Ce 15 octobre 1932, en sortant de la gare du Nord, Me Antonin Briche se fit donc conduire chez son cousin. Il n’y avait pourtant jamais été reçu avec beaucoup d’amabilité, Mme Blusson n’ayant pas pour la famille honorable, mais modeste, de son mari, une bien vive admiration. Elle était habituée à fréquenter un autre monde. Son père d’abord, le peintre Charles Blusson ensuite, l’avaient gâtée sur ce chapitre.

Quand le notaire de Noyon sonna à la porte du riche appartement de la place du Président-Mithouard, elle avait réuni quelques amis.

Après s’être excusée auprès d’eux, elle se rendit dans le vestibule où Me Briche, valise à ses pieds, l’attendait immobile.

— Vous êtes à Paris ! s’écria-t-elle.

— Je vous ai envoyé un télégramme.

— À moi ?

— Enfin, à vous et à Charles…

— Nous n’avons rien reçu. C’est étrange. Mon mari a peut-être oublié de m’en parler. Nous l’interrogerons ce soir, voulez-vous ? Mais cela n’a pas une grande importance. Je vais vous faire conduire dans votre chambre. Malheureusement, je n’ai pas le temps de m’occuper de vous. Mes amis m’attendent…

— Je comprends… je comprends…

— Vous m’excusez, n’est-ce pas ?

Au dîner, Charles Blusson raconta l’histoire d’un de ses amis à qui l’administration des Postes avait joué un vilain tour. Cet ami avait une maîtresse, ce qui, à Paris, souligna le peintre avec une réprobation mêlée d’indulgence, est une chose malheureusement très fréquente. Cet ami était marié.
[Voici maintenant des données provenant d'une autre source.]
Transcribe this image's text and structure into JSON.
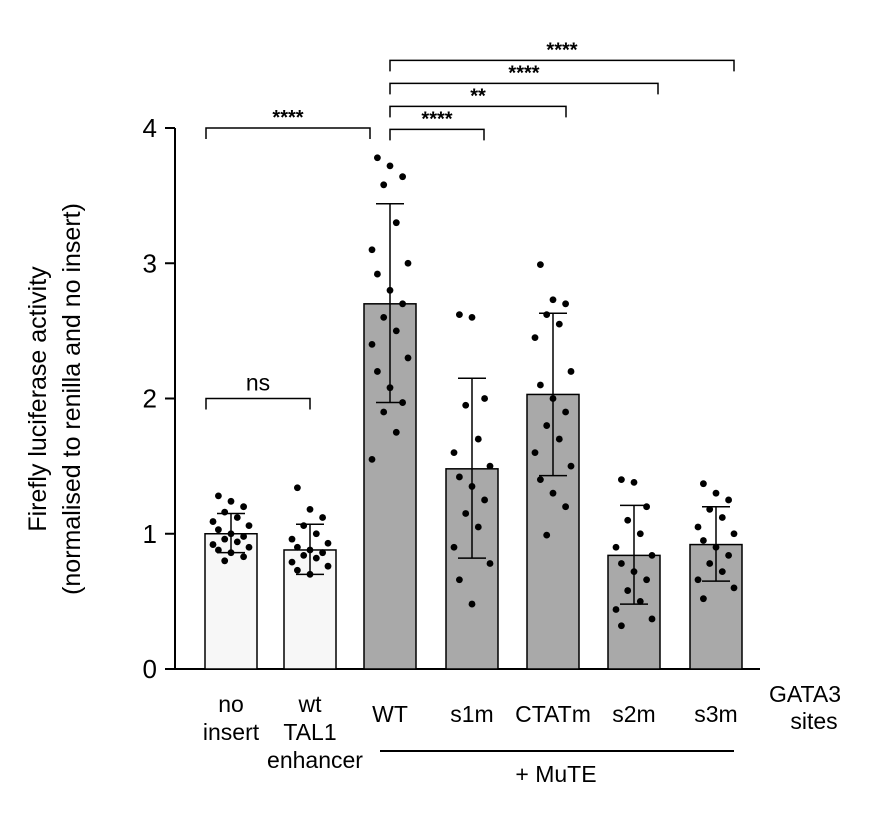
{
  "chart_data": {
    "type": "bar",
    "ylabel_line1": "Firefly luciferase activity",
    "ylabel_line2": "(normalised to renilla and no insert)",
    "ylim": [
      0,
      4
    ],
    "yticks": [
      "0",
      "1",
      "2",
      "3",
      "4"
    ],
    "categories": [
      {
        "lines": [
          "no",
          "insert"
        ],
        "color": "#000000"
      },
      {
        "lines": [
          "wt",
          "TAL1",
          "enhancer"
        ],
        "color": "#000000"
      },
      {
        "lines": [
          "WT"
        ],
        "color": "#000000"
      },
      {
        "lines": [
          "s1m"
        ],
        "color": "#8b1a9c"
      },
      {
        "lines": [
          "CTATm"
        ],
        "color": "#8b1a9c"
      },
      {
        "lines": [
          "s2m"
        ],
        "color": "#8b1a9c"
      },
      {
        "lines": [
          "s3m"
        ],
        "color": "#8b1a9c"
      }
    ],
    "values": [
      1.0,
      0.88,
      2.7,
      1.48,
      2.03,
      0.84,
      0.92
    ],
    "error_lower": [
      0.86,
      0.7,
      1.97,
      0.82,
      1.43,
      0.48,
      0.65
    ],
    "error_upper": [
      1.15,
      1.07,
      3.44,
      2.15,
      2.63,
      1.21,
      1.2
    ],
    "bar_colors": [
      "#f7f7f7",
      "#f7f7f7",
      "#a9a9a9",
      "#a9a9a9",
      "#a9a9a9",
      "#a9a9a9",
      "#a9a9a9"
    ],
    "points": [
      [
        1.28,
        1.24,
        1.2,
        1.16,
        1.12,
        1.09,
        1.06,
        1.03,
        1.0,
        0.98,
        0.96,
        0.94,
        0.92,
        0.9,
        0.88,
        0.86,
        0.83,
        0.8
      ],
      [
        1.34,
        1.18,
        1.12,
        1.06,
        1.0,
        0.96,
        0.93,
        0.9,
        0.88,
        0.86,
        0.84,
        0.82,
        0.79,
        0.76,
        0.73,
        0.7
      ],
      [
        3.78,
        3.72,
        3.64,
        3.58,
        3.3,
        3.1,
        3.0,
        2.92,
        2.8,
        2.7,
        2.6,
        2.5,
        2.4,
        2.3,
        2.2,
        2.08,
        1.97,
        1.9,
        1.75,
        1.55
      ],
      [
        2.62,
        2.6,
        2.0,
        1.95,
        1.7,
        1.6,
        1.5,
        1.42,
        1.35,
        1.25,
        1.15,
        1.05,
        0.9,
        0.78,
        0.66,
        0.48
      ],
      [
        2.99,
        2.73,
        2.7,
        2.62,
        2.55,
        2.45,
        2.2,
        2.1,
        2.0,
        1.9,
        1.8,
        1.7,
        1.6,
        1.5,
        1.4,
        1.3,
        1.2,
        0.99
      ],
      [
        1.4,
        1.38,
        1.2,
        1.1,
        1.0,
        0.9,
        0.84,
        0.78,
        0.72,
        0.66,
        0.58,
        0.5,
        0.44,
        0.37,
        0.32
      ],
      [
        1.37,
        1.3,
        1.25,
        1.18,
        1.12,
        1.05,
        1.0,
        0.95,
        0.9,
        0.84,
        0.78,
        0.72,
        0.66,
        0.6,
        0.52
      ]
    ],
    "significance": [
      {
        "from": 0,
        "to": 1,
        "label": "ns",
        "level": 2.0
      },
      {
        "from": 0,
        "to": 2,
        "label": "****",
        "level": 4.0
      },
      {
        "from": 2,
        "to": 3,
        "label": "****",
        "level": 3.99
      },
      {
        "from": 2,
        "to": 4,
        "label": "**",
        "level": 4.16
      },
      {
        "from": 2,
        "to": 5,
        "label": "****",
        "level": 4.33
      },
      {
        "from": 2,
        "to": 6,
        "label": "****",
        "level": 4.5
      }
    ],
    "group_label": "+ MuTE",
    "side_label": [
      "GATA3",
      "sites"
    ],
    "side_label_color": "#8b1a9c"
  }
}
Sous un prétexte quelconque, il s’était rendu à Marseille, s’y était fait accompagner par sa maîtresse. Après trois jours de fête, il décide de rentrer. En bon époux, il envoie un télégramme à sa femme, lui demandant de l’attendre à la gare. Une heure après, sur la prière de sa maîtresse à qui le désir subit de passer une journée de plus avec son amant est venu, il envoie un deuxième télégramme dans lequel il dit qu’il a été retenu, qu’il rentrera dès que ses affaires seront réglées. C’est ce dernier télégramme qui n’arriva pas. Comme l’y invitait le premier, la femme se rendit à la gare et elle eut la désagréable surprise de voir débarquer son mari au bras d’une inconnue.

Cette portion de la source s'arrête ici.